Les services de renseignement britanniques ont alerté en 2005 la maison d'édition en charge de la publication de la saga Harry Potter lorsqu'ils ont cru détecter une version préliminaire de l'avant-dernier tome.

On a tendance à l’oublier un peu aujourd’hui, mais chaque publication d’un nouvel ouvrage de la saga Harry Potter donnait lieu à de véritables évènements. Vous vous souvenez peut-être de ces files d’attente interminables devant les librairies, avec des lecteurs plus ou moins jeunes, déguisés pour ressembler aux héros de l’univers de J. K. Rowling, trépignant d’impatience à l’idée de mettre enfin la main sur le prochain tome des aventures du jeune sorcier à Poudlard.

Toute cette agitation médiatique n’a pas été sans conséquence la maison d’édition qui a publié l’ensemble du cycle au Royaume-Uni, Bloomsbury Publishing.
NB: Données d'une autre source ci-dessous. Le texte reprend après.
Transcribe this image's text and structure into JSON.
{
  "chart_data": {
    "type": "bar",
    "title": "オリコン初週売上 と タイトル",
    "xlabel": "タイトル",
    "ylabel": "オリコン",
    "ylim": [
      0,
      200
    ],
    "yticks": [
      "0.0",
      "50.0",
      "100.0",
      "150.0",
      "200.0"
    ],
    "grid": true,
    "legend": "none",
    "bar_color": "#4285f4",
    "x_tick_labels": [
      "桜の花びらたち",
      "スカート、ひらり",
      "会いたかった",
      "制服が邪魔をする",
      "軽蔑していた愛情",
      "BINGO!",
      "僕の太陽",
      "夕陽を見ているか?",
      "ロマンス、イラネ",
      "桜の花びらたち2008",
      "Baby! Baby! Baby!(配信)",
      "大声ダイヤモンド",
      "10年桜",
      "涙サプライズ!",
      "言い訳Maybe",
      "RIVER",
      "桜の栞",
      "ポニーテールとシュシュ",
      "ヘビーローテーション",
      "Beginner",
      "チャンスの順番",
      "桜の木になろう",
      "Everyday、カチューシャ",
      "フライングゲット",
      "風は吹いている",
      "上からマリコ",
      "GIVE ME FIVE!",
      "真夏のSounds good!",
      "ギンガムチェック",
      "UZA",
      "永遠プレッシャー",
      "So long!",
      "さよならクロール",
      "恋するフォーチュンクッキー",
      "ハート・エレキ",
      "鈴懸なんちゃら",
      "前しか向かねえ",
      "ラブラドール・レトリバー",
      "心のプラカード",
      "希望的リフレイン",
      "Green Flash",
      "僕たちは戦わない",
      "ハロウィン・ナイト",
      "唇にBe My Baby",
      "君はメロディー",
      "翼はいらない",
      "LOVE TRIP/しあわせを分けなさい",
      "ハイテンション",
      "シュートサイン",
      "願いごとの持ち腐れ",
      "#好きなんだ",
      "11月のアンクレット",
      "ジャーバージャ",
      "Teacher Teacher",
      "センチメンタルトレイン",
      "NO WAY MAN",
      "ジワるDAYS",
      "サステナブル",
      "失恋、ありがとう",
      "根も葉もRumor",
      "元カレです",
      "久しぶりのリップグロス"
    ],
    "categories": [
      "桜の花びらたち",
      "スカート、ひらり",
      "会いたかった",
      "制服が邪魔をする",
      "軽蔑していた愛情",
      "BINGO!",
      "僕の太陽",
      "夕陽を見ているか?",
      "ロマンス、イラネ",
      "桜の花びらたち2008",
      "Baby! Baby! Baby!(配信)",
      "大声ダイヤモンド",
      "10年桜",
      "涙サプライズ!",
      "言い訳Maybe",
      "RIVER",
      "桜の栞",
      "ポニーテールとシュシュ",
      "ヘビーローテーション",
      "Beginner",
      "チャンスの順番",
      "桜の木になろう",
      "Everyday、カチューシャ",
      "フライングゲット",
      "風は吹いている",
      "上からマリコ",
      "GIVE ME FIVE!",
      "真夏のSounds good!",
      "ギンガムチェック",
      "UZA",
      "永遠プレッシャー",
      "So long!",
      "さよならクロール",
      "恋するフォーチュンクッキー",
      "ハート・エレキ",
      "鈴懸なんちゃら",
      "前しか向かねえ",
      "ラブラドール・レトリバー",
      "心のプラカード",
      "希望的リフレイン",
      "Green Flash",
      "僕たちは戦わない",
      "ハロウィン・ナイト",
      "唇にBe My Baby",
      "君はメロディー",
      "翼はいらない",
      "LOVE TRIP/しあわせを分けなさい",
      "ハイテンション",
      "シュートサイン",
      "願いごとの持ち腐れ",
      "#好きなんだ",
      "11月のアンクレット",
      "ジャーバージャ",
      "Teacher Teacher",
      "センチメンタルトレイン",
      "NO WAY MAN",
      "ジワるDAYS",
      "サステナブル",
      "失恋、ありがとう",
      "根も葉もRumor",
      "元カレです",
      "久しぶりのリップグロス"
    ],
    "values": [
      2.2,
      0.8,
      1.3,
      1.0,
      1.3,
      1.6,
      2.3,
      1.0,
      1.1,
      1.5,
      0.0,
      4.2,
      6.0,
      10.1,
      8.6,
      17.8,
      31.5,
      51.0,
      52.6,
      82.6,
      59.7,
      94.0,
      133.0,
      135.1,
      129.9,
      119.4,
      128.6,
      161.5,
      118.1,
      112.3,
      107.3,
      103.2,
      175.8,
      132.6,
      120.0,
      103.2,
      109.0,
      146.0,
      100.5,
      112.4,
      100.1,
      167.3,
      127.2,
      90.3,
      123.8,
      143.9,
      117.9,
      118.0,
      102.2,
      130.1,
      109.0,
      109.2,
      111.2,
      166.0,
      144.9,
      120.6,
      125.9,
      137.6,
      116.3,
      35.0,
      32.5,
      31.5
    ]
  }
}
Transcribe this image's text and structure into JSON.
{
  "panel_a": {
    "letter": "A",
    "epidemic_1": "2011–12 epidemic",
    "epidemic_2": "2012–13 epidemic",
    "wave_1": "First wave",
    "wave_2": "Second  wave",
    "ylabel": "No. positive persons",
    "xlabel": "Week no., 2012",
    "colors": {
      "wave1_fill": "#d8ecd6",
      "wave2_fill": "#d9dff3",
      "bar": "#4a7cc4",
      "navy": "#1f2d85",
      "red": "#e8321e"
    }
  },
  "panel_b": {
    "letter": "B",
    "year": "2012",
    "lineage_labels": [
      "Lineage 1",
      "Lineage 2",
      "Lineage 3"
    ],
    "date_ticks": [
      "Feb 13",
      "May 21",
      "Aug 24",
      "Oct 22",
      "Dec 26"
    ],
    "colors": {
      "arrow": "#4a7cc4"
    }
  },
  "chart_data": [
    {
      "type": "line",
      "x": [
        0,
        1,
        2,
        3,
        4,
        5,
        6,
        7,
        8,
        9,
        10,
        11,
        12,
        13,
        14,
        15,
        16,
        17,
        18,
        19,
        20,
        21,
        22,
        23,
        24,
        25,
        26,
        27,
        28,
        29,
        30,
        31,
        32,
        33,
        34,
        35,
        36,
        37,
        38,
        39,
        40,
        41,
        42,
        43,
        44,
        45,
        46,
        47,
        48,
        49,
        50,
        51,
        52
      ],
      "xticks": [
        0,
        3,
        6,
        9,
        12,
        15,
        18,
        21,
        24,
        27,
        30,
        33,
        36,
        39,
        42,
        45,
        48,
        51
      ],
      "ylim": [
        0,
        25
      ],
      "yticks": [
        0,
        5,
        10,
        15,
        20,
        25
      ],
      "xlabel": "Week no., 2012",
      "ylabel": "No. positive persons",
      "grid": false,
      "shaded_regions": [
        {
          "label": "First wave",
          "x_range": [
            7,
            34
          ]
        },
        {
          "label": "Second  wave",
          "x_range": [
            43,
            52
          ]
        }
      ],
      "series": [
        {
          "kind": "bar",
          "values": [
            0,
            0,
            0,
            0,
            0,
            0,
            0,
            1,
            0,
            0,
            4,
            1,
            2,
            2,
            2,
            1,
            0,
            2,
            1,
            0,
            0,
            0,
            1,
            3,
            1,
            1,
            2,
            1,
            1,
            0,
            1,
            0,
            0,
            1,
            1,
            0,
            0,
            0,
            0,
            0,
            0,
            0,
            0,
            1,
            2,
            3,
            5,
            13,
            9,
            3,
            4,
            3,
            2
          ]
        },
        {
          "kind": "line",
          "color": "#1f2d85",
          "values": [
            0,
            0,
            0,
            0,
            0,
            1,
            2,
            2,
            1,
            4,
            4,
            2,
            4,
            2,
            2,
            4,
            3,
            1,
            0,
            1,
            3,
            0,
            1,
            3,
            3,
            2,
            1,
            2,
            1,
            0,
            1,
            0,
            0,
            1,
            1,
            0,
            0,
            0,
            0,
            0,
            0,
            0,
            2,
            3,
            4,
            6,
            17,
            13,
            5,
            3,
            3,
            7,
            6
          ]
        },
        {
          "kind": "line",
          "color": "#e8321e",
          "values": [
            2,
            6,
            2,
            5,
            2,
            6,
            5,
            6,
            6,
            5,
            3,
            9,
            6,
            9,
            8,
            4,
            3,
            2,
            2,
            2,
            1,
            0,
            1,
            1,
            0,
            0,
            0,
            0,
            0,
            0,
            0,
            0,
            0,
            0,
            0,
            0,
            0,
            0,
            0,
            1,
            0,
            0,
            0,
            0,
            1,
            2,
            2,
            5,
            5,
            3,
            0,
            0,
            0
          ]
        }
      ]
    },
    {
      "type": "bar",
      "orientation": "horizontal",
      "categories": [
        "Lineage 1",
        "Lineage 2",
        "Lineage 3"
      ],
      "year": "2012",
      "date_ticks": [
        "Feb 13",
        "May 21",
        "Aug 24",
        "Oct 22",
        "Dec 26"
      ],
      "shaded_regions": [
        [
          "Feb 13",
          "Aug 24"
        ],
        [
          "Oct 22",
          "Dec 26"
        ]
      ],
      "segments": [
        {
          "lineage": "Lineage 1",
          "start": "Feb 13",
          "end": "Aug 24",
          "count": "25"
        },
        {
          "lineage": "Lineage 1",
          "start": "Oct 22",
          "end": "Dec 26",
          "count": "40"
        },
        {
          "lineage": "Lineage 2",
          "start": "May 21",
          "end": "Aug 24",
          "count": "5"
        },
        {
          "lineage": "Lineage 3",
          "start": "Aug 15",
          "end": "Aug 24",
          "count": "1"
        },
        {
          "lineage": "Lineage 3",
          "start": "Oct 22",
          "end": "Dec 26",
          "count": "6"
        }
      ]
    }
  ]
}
Pour éviter que des éléments-clés de l’intrigue ne soient dévoilés avant l’heure, ce qui aurait eu pour effet de gâcher l’effet de surprise, des mesures de sécurité draconiennes ont été prises pour s’assurer qu’aucun maillon de la chaîne ne fasse défaut, du moment où J. K. Rowling couche son histoire par écrit jusqu’à la sortie des imprimeries.
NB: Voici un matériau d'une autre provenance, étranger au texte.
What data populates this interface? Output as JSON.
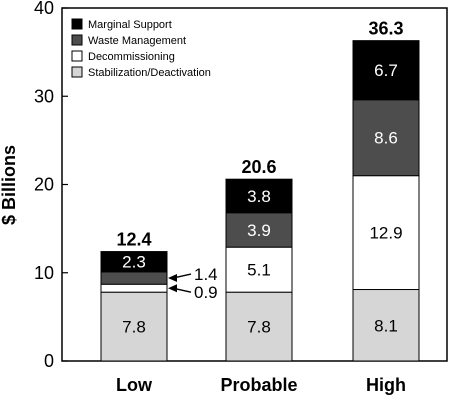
{
  "chart_data": {
    "type": "bar",
    "stacked": true,
    "title": "",
    "xlabel": "",
    "ylabel": "$ Billions",
    "ylim": [
      0,
      40
    ],
    "yticks": [
      0,
      10,
      20,
      30,
      40
    ],
    "categories": [
      "Low",
      "Probable",
      "High"
    ],
    "series": [
      {
        "name": "Stabilization/Deactivation",
        "values": [
          7.8,
          7.8,
          8.1
        ],
        "color": "#d6d6d6",
        "label_color": "#000000"
      },
      {
        "name": "Decommissioning",
        "values": [
          0.9,
          5.1,
          12.9
        ],
        "color": "#ffffff",
        "label_color": "#000000"
      },
      {
        "name": "Waste Management",
        "values": [
          1.4,
          3.9,
          8.6
        ],
        "color": "#4d4d4d",
        "label_color": "#ffffff"
      },
      {
        "name": "Marginal Support",
        "values": [
          2.3,
          3.8,
          6.7
        ],
        "color": "#000000",
        "label_color": "#ffffff"
      }
    ],
    "segment_labels": [
      [
        "7.8",
        "0.9",
        "1.4",
        "2.3"
      ],
      [
        "7.8",
        "5.1",
        "3.9",
        "3.8"
      ],
      [
        "8.1",
        "12.9",
        "8.6",
        "6.7"
      ]
    ],
    "totals": [
      "12.4",
      "20.6",
      "36.3"
    ],
    "legend_order": [
      "Marginal Support",
      "Waste Management",
      "Decommissioning",
      "Stabilization/Deactivation"
    ],
    "legend_position": "top-left",
    "grid": false
  }
}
Ouvrages dont Harry Potter
CC Kaboom

C’est dans ce contexte de grande fébrilité précédant la sortie d’un nouveau livre de la suite romanesque Harry Potter que Bloomsbury Publishing a reçu l’aide inattendue du Government Communications Headquarters (GCHQ), qui est l’agence en charge du renseignement électronique au Royaume-Uni. C’est ce que révèle Nigel Newton, le fondateur et directeur de la maison d’édition, dans des propos qui ont été rapportés par la BBC.
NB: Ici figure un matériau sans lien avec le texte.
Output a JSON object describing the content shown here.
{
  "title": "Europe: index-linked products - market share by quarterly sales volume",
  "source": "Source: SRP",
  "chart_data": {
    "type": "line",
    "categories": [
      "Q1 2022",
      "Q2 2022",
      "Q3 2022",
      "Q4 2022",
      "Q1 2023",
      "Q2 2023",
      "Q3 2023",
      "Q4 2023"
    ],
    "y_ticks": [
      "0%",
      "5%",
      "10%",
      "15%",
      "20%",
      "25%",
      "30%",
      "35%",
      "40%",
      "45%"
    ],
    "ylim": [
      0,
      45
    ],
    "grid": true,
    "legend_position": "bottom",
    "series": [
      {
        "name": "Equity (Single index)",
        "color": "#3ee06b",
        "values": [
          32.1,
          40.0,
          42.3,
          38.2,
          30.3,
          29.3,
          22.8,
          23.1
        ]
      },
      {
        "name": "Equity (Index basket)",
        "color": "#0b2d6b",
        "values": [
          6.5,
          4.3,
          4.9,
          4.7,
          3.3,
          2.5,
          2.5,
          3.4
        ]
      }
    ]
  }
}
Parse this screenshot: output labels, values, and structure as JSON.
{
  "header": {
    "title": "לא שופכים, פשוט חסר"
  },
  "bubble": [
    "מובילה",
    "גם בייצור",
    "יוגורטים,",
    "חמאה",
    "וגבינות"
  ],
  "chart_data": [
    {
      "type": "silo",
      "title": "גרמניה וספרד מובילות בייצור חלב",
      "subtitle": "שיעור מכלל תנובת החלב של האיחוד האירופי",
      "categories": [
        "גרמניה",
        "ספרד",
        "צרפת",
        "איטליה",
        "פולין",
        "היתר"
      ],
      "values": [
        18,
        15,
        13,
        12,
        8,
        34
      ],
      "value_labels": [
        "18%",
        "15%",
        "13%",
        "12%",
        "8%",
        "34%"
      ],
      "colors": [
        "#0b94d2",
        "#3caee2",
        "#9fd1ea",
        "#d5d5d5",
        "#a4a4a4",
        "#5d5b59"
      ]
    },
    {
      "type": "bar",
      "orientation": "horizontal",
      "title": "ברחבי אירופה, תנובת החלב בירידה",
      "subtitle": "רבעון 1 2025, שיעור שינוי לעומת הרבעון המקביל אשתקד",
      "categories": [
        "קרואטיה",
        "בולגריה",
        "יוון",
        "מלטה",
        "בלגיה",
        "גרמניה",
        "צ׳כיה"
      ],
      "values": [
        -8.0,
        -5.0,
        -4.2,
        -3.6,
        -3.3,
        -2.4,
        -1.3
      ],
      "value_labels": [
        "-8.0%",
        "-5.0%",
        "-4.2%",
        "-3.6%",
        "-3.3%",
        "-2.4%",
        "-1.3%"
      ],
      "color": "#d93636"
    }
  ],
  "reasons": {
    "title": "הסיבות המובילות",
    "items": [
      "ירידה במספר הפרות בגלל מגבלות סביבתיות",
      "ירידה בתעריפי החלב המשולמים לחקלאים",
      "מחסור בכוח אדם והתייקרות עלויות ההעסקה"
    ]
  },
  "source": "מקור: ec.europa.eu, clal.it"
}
Il explique qu’il a été contacté en 2005 par le GCHQ après la découverte sur Internet de ce qui s’apparentait à une copie préliminaire du Prince de sang-mêlé, l’avant-dernier tome de Harry Potter. Cependant, après une page lue par l’éditeur, il s’est avéré que cette version était un faux, au grand soulagement de Nigel Newton. « Nous avons heureusement beaucoup d’alliés », a-t-il commenté, sans s’étendre sur l’aide qu’ont pu apporter les espions britanniques.

La sortie du Prince de sang-mêlé a été un moment très délicat à négocier pour Bloomsbury et pour toutes les maisons d’édition chargées de le traduire dans d’autres langues. C’est en effet dans ce tome que des évènements majeur arrivent à un personnage important de l’intrigue. Tout l’enjeu était donc de masquer à la fois l’identité de ce personnage et de cacher le plus longtemps possible ce qui lui arrive.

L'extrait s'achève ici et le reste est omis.